Suppose you’re convicted of shoplifting. The optimal fine is $10,000, which you don’t currently have. But in a generous welfare state such as ours, the government has already promised to give you far more than $10,000 during your retirement. Rather than imprison you, rather than garnish your wages, the government could directly deduct $10,000 (plus interest) from your future Social Security payments. Instead of expressing your punishment in terms of years in jail, the judge could express your punishment in terms of years of delay: “Due to your conviction for grand theft auto, your retirement age has been raised from 65 years of age to 68 years of age. May God grant you the strength to provide for yourself for those three extra years.”
As usual in economic policy, most complaints can be handled by toggling the dials. The punishment is too light? Increase it. The punishment’s too harsh? Decrease it. You’ve already run out of Social Security benefits? Then raise the age of Medicare eligibility. You plan to live fast and die young? Then take away current benefits — SNAP or Medicaid — instead of future benefits.
I call this approach “austerian deterrence”: stopping crime by spending less taxpayer money. And it’s a proverbial no-brainer. In the words of Chandler Bing, “Could austerian deterrence be any easier? Could it be any cheaper?”
If you believe redistribution exists primarily to handle externalities rather than help the needy, you have reason to be nervous. But this belief is really quite silly. If the main point of redistribution were to stop crime and revolution, governments would target healthy young males, not the sick, the elderly, and women and children. But it is these four groups that receive almost all government largesse.

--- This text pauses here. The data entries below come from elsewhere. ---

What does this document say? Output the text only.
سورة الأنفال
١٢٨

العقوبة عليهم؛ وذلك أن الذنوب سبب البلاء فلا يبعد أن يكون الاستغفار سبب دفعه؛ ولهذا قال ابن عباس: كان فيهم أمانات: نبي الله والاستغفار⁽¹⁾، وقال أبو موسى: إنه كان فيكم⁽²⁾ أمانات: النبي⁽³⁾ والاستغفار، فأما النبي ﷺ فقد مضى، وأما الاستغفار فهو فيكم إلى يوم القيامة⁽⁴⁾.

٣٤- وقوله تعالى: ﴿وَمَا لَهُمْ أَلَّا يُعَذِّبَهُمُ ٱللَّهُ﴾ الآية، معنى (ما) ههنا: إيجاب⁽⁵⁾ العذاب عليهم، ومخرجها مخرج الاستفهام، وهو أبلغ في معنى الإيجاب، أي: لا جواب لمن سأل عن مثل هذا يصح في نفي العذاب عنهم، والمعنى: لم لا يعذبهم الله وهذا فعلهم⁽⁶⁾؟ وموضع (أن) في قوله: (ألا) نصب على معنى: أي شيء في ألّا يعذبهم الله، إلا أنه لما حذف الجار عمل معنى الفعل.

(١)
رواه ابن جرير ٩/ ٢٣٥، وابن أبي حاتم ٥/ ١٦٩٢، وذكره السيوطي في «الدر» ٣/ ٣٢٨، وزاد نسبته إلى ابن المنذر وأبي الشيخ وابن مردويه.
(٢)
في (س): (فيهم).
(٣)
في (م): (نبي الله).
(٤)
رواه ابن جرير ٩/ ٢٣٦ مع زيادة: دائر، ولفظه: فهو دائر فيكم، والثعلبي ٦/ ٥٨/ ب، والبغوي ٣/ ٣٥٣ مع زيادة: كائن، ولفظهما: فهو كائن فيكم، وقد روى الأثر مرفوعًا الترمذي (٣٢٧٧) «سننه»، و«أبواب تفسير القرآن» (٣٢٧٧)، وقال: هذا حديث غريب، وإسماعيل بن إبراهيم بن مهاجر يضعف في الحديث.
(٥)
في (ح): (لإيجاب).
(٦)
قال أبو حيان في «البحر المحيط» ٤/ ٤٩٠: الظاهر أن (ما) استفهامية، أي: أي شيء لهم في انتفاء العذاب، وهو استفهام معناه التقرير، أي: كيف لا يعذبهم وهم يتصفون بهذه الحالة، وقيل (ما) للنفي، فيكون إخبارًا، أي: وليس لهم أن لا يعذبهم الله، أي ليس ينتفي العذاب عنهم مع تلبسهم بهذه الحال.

The animating idea of the welfare state is that the government guarantees a tolerable standard of living to everyone. As a result, “the poor” aren’t really poor and “the indigent” definitely aren’t really indigent. Implication: As long as the welfare state exists, monetary fines are a viable punishment for almost every citizen. What the government has given, the government can take away. Or to be more precise, what the government has promised, the government can withhold.
Why isn’t austerian deterrence already widely practiced? The only credible answer is selective squeamishness. Putting young men in jails with high rates of sexual abuse? Tough luck. If you can’t do the time, don’t do the time. Taking away young men’s Social Security benefits? Monstrous! A flagrant violation of basic human rights! It’s a classic case of the unbearable arbitrariness of deploring that pervades human societies.
Still, the harsh reality is that the welfare state is out of control and only austerity can save us. Since austerity is on the horizon anyway, why not start with the lowest-hanging fruit? Austerian deterrence really will punish crime and cut the deficit at the same time. We ought to do it.
* What about criminals who are extremely likely to keep re-offending? Simple: A truly optimal fine factors in the expected cost of future crimes, not just the observed cost of past crimes.
** Alternately, you could use corporal punishment, but that’s a separate issue.
HT: Thanks to one of my sons for giving me this idea. But responsibility for embracing it rests on me alone.
People who commit crimes are already very likely to be young (under 30 for large majority) and have significantly higher than average time discounting. You are proposing a punishment that won't take effect for between 3 to 4 decades (if ever). It is not particularly likely to work at any reasonable amount.
I'm willing to have my mind changed by evidence, but my intuition is that cutting the social security benefits of people with high time preferences is unlikely to be an effective form of deterrence.